Bonus: Memory Consumption Considerations
Erik raises an important architectural concern about memory duplication in AL development. In this solution, the data exists in memory multiple times: once in the blob containing the CSV output, and again in the JSON object. This pattern of memory duplication is pervasive in Business Central development.
Common scenarios where memory gets duplicated:
- Receiving Base64 data → decoding it → converting to JSON (three copies)

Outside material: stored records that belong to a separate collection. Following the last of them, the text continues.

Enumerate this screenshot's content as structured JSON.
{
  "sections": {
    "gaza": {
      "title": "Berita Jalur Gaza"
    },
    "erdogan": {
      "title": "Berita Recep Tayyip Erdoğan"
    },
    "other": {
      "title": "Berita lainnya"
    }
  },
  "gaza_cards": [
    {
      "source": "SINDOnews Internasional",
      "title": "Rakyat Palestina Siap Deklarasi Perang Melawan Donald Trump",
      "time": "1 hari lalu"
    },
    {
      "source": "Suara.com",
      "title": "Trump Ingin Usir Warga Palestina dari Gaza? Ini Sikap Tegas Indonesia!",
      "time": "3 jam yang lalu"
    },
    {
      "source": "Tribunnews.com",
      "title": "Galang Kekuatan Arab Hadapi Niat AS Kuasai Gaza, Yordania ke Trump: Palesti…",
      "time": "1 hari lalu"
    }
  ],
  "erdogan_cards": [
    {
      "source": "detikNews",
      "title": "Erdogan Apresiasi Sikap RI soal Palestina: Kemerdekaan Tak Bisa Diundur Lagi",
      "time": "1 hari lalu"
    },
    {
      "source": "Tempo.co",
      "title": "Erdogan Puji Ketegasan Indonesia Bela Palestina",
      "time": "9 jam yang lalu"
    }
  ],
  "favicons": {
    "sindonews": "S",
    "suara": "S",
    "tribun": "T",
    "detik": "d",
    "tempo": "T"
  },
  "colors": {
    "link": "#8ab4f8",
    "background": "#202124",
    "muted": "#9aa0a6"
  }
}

- Getting HTTP content → converting to string → parsing into a JSON object
- Query output → blob → parsed lines → JSON structure
Erik suggests that Microsoft could reduce memory usage significantly by creating streaming/connected functions that pipe data through transformations without materializing intermediate copies. Given that Business Central runs at scale with potentially thousands of tenants per server, even modest memory savings per operation could have a meaningful impact on density and profitability.
Summary
Converting a Query’s output to JSON in AL requires some creative workarounds due to the absence of a native SaveAsJson method. The key discoveries and techniques covered:
SaveAsCsvwithFormat = 1produces actual comma-separated output (undocumented)- The
FormatArgumentparameter lets you override the delimiter (also undocumented) - Using a control character (SOH, ASCII 1) as a delimiter avoids conflicts with real data
- AL’s
Evaluatefunction enables runtime type inference to produce properly typed JSON - The
List of [Text]type combined withSplit()makes parsing straightforward
It would certainly be simpler if Microsoft added SaveAsJson to the Query object. Until then, this approach provides a reliable way to bridge the gap between Query output and JSON, which is the format most modern integrations expect.